Orders and digital topology

Involved people : Gilles Bertrand, Michel Couprie, Christophe Lohou.

In the traditional approach introduced by A. Rosenfeld and named "digital topology", the elements of Zⁿ are linked by adjacency relations (for example the 4- or 8-adjacency in Z²). These relations induces a graph structure and allows the definition of topological notions such as conexity, border, simple curve. However, there is no way to build a topology, in the usual meaning of the term, from these notions.
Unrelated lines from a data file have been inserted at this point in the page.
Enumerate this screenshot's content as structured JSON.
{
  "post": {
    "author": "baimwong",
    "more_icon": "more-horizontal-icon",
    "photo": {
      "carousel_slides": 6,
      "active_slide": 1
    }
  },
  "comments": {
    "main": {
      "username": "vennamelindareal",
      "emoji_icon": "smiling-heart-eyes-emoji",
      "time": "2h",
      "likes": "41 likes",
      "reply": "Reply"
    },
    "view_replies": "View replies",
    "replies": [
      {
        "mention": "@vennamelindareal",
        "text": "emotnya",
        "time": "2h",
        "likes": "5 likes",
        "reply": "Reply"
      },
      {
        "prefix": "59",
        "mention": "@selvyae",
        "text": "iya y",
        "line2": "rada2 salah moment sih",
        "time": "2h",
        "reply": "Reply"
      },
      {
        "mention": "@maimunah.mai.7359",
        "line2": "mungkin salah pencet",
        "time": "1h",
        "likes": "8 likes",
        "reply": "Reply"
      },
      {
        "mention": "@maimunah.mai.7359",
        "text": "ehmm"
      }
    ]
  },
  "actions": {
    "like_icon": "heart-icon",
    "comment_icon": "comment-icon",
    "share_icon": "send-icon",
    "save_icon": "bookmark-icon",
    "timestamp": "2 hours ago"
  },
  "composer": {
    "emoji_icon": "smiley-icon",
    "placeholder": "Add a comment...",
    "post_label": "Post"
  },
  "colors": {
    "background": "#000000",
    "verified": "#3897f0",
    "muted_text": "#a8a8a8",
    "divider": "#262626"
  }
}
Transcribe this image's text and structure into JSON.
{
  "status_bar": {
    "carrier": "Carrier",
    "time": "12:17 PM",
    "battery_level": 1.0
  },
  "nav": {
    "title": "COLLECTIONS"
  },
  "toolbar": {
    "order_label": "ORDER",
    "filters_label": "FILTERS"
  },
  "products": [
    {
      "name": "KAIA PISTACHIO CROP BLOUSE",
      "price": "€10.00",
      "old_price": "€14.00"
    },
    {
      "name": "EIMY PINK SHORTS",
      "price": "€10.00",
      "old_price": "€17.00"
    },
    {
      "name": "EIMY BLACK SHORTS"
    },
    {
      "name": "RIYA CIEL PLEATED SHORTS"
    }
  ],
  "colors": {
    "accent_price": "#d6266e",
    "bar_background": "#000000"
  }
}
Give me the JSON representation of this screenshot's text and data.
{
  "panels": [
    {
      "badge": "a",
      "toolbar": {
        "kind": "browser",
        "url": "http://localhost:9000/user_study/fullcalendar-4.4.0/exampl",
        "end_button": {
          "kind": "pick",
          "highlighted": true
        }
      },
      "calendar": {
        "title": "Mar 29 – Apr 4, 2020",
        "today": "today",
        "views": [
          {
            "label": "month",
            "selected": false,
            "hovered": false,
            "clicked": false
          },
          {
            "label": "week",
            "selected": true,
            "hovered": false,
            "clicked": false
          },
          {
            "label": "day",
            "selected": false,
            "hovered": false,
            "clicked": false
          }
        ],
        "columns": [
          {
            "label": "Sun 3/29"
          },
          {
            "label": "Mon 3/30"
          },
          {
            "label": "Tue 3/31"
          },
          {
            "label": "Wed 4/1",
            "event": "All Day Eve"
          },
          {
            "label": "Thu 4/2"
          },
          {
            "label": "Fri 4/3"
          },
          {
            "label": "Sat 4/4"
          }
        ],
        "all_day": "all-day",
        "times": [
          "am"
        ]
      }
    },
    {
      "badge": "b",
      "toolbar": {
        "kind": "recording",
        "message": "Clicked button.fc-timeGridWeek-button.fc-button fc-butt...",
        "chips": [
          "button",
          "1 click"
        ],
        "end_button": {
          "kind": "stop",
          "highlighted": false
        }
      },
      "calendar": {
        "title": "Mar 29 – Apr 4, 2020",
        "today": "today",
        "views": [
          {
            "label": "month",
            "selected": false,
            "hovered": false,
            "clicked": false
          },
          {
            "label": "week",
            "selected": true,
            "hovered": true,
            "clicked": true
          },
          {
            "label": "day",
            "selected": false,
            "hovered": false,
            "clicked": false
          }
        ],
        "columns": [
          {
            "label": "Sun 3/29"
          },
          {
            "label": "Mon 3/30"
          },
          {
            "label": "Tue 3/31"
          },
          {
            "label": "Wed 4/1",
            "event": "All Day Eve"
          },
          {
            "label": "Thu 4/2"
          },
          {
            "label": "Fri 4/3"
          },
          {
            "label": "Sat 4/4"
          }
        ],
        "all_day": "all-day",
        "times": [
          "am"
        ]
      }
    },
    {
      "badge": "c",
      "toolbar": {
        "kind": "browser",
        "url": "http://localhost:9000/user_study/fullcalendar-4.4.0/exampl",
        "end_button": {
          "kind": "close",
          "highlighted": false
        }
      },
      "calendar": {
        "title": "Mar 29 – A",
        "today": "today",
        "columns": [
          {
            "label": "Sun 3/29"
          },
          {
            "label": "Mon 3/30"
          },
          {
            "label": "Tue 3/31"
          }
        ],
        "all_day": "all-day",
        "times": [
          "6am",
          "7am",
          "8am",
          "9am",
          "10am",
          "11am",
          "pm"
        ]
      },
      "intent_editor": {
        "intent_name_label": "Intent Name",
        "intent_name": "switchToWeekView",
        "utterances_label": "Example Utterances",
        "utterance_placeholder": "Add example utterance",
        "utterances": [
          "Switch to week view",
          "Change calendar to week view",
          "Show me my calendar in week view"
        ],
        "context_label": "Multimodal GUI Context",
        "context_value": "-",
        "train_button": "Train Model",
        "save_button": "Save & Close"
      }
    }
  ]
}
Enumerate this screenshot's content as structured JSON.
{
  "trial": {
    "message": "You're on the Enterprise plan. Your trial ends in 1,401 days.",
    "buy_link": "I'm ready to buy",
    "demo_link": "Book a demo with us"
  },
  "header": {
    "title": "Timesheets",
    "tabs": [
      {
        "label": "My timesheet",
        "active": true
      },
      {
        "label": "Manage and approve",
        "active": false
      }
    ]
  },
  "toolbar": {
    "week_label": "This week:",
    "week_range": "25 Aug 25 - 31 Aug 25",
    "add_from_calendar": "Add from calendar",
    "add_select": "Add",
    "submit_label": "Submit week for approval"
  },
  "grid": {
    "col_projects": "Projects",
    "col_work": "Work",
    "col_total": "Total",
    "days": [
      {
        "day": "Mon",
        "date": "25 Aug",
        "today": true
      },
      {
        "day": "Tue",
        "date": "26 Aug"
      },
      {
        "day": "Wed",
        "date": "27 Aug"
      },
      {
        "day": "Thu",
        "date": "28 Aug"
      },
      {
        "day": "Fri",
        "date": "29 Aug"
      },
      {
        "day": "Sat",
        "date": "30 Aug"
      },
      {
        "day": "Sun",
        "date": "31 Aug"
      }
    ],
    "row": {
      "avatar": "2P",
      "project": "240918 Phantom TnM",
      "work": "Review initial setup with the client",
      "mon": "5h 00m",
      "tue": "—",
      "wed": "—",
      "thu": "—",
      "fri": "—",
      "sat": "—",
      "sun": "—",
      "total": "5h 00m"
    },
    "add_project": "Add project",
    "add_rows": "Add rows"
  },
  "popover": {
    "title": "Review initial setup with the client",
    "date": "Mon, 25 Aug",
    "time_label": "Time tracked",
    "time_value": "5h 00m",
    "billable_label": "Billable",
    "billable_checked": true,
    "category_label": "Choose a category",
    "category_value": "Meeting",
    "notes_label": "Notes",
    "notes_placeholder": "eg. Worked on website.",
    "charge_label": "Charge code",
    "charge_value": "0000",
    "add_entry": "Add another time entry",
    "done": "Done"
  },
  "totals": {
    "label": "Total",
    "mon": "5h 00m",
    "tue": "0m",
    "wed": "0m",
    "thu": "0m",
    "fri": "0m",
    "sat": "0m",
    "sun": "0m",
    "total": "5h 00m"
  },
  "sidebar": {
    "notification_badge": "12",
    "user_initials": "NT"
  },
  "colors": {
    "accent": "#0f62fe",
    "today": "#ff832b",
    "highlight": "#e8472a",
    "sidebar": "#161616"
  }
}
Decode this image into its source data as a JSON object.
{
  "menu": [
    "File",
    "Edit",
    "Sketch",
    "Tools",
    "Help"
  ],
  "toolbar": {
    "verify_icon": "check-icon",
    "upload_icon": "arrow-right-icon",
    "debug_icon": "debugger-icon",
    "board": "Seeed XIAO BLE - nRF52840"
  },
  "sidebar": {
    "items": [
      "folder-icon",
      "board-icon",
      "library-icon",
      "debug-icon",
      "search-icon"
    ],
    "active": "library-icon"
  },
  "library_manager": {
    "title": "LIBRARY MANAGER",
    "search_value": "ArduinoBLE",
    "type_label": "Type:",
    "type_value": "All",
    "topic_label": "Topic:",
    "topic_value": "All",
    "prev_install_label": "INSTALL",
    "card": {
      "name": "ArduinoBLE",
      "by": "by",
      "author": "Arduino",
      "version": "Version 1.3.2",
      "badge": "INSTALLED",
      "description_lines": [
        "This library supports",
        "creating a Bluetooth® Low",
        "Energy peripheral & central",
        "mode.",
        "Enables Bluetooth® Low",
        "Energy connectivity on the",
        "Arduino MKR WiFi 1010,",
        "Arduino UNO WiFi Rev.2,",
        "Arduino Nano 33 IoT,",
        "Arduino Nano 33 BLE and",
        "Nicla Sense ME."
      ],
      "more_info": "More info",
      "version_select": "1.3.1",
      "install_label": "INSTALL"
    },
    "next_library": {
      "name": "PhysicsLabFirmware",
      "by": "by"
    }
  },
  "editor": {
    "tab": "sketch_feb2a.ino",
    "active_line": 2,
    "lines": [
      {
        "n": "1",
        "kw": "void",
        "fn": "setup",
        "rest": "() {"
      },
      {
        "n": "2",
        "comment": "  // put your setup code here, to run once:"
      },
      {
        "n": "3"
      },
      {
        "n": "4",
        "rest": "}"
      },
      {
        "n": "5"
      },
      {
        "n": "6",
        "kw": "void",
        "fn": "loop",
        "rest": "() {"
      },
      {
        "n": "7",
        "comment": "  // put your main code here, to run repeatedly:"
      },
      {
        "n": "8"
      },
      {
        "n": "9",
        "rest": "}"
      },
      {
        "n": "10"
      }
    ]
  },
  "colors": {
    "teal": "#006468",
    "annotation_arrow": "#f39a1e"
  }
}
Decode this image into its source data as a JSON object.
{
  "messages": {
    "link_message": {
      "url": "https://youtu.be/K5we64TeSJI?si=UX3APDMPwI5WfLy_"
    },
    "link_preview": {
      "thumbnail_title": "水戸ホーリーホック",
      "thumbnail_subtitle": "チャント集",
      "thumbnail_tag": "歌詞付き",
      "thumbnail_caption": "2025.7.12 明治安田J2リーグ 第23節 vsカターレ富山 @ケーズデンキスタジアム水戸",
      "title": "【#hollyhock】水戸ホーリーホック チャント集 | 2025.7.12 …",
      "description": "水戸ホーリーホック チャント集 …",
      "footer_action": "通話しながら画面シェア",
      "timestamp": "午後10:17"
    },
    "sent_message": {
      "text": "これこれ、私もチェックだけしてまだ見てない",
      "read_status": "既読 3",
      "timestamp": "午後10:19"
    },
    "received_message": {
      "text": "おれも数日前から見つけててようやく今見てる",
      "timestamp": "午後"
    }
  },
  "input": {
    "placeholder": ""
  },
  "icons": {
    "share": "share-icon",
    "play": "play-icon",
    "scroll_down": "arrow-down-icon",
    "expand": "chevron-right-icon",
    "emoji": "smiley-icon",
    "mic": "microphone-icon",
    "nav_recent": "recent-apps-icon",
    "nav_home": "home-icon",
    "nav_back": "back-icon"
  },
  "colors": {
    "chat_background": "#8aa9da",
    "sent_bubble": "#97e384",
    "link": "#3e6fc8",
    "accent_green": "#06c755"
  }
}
Another approach has been introduced by E. Khalimsky and called "connected ordered topological spaces (COTS)". In this approach, we consider a set Hⁿ associated to Zⁿ, in which the smallest neighbohood of a point in Hⁿ differs from one point to another (Fig 1). Then a topology can be defined on Zⁿ. The approach based on cellular complexes which are elements of different dimensions called cells, allows as well to define a topology. In these two cases, the topology is an Alexandroff topology, that is a toplogy such that an intersection (finite or not) of open sets is an open set. It can be shown that an Alexandroff topology is equivalent to an order structure, that is a reflexive, transitive and antisymetrical relation. In the framework of orders, we propose a model of the notions based on the field of digital topology. To any object (subset) of Zⁿ, we associate an object in the order Hⁿ (see fig. 1). Then it becomes possible to "interpret" an object from Zⁿ in a space which has much more interesting propoerties. We validate our model by considering the fundamental notions of simple points and surfaces [ Ber99 , BC99 ].


(A)	(b)

Figure 1: (A): A subset X of Z² (black squares). (b): A subset of H² associated to X.
The vicinity of a square consists of itself and the eight smaller elements which surround it ; the vicinity of a rectangle consists of itself and the two discs which surround it ; the vicinity of a disc is composed only of this disc.